Стая сбавила высоту. Нижние птицы уже садились на крышу большого деревянного дома. Один только белый голубь по-прежнему продолжал ходить высоко и на отшибе.

И в тот момент, когда я уже совсем поверил, что это Буран, белая птица рванулась вверх и тут же — через голову, через голову, крутясь и треща крыльями, ринулась к земле.

Я вздохнул и выбранил себя. Беляк оказался ту́рманом, именно поэтому он и держался особняком, инстинктивно остерегаясь сшибиться с другими птицами во время верта.

Грустно выкурив папиросу, я еще раз вздохнул, взял садок с Незабудкой и зашагал по дороге. Не на юг, а... обратно, на север.

Сделал это, конечно, подумав. Гаврила Иванович выпустил голубя здесь, вблизи Буранной. Как бы ни хворал и ни плутал дракон, он должен был тянуть на север, на родину, к жене. Только на север. Значит и искать его следовало где-то на пути между Буранной и родной голубятней.

И я затопал по жесткой, битой тысячами колес, дороге, стараясь не очень трясти садок с Незабудкой. Щербатое шоссе тянулось на северо-восток почти по прямой линии. Изредка горбились на пути невысокие холмы уральского мелкосопочника. Они поросли щетинкой свежей травы, набиравшей силу. Всюду, куда доставал глаз, темнели пахотные земли: развороченные пласты чернозема и глинистых почв.

Ближайший совхоз лежал в двадцати пяти верстах от Буранной. Можно было, разумеется, «проголосовать» и добраться до места на попутной машине.
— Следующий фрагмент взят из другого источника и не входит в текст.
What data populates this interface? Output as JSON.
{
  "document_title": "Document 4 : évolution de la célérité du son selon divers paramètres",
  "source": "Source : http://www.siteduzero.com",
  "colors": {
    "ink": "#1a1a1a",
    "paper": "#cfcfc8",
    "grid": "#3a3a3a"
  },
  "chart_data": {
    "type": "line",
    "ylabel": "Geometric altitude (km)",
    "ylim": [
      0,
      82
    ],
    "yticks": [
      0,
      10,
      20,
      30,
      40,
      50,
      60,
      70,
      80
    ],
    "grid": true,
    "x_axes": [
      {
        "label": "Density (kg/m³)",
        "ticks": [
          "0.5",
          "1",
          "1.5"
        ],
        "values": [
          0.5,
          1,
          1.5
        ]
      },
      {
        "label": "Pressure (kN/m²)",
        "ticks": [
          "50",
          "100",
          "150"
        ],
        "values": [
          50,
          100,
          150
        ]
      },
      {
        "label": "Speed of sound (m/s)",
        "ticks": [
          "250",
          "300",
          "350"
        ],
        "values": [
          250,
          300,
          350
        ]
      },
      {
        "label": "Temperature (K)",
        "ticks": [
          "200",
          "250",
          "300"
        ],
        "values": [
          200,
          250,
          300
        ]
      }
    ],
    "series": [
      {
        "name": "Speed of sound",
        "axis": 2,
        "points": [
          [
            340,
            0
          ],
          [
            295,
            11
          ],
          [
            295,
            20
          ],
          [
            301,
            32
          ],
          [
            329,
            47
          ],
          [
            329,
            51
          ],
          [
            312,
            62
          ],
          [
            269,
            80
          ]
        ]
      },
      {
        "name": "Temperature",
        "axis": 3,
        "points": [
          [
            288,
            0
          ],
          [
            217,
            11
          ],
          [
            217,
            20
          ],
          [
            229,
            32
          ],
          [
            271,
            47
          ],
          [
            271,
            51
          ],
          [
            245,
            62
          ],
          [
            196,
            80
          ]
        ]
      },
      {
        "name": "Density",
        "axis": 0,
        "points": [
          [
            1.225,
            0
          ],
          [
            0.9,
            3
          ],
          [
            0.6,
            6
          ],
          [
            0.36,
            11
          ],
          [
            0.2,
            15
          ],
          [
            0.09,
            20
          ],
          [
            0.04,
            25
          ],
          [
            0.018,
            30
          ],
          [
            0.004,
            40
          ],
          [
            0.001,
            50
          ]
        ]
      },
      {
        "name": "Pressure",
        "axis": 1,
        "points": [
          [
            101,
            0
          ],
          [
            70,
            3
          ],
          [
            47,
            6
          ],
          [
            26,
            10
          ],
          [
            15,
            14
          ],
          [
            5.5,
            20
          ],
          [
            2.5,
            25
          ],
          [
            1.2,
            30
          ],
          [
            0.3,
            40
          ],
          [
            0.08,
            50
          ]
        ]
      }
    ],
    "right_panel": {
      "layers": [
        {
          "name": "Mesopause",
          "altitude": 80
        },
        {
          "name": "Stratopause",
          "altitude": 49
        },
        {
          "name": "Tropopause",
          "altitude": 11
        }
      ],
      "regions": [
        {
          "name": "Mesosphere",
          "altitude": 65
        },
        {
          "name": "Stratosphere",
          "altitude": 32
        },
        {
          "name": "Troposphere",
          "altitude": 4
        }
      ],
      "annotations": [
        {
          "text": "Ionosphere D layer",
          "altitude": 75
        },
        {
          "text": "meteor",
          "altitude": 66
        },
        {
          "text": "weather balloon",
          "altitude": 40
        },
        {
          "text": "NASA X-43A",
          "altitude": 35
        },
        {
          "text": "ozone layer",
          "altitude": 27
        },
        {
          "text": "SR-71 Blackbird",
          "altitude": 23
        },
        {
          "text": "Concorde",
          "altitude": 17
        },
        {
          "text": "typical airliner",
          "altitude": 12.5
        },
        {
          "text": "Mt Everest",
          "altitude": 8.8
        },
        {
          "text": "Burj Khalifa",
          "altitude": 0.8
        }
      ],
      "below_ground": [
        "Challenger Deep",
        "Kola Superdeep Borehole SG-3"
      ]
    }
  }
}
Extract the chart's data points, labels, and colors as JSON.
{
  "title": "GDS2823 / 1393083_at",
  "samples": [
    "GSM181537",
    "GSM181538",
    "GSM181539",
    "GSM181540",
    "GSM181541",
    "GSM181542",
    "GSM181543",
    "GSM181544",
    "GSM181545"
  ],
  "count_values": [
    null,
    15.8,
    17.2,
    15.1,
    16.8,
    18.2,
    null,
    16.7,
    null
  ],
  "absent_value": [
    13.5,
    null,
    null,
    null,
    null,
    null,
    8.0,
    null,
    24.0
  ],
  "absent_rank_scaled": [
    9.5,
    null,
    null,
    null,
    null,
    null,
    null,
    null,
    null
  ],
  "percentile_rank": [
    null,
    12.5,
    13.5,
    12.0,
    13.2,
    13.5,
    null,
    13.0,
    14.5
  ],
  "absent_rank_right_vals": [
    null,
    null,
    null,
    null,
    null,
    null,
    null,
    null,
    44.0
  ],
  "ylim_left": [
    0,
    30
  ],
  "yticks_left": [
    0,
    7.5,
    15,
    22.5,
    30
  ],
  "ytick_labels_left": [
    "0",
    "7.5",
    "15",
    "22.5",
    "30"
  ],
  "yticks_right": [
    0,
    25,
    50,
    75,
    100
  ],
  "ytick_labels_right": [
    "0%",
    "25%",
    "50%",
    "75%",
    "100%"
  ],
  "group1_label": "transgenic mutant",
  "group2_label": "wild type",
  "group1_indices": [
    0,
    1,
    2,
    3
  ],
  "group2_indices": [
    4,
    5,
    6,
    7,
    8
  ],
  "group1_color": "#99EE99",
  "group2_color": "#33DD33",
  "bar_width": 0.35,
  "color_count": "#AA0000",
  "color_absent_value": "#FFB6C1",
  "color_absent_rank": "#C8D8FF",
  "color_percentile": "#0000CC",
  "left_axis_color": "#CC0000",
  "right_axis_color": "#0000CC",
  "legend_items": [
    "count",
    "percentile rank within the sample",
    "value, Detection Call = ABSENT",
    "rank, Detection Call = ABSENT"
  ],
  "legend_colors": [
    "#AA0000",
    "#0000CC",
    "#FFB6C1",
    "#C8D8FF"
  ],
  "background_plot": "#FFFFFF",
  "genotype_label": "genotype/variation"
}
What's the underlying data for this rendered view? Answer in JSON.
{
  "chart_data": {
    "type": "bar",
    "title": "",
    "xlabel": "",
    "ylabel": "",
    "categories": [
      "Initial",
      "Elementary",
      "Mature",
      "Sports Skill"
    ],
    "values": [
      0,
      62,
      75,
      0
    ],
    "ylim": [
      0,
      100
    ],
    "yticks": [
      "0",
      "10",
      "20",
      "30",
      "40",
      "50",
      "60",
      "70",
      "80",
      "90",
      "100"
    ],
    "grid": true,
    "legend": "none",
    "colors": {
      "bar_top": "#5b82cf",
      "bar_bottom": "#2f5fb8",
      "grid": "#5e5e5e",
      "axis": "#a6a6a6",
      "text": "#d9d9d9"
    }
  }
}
Но у меня был свой план и свои надежды.

На полдороге между Буранной и совхозом течет небольшая степная река Солодянка. В засушливые летние месяцы она пересыхает почти на всем своем нижнем течении. И тогда вместо реки образуется цепочка небольших озер.

Мне хотелось побродить по этим озеркам и поискать в зарослях свою почтовую птицу.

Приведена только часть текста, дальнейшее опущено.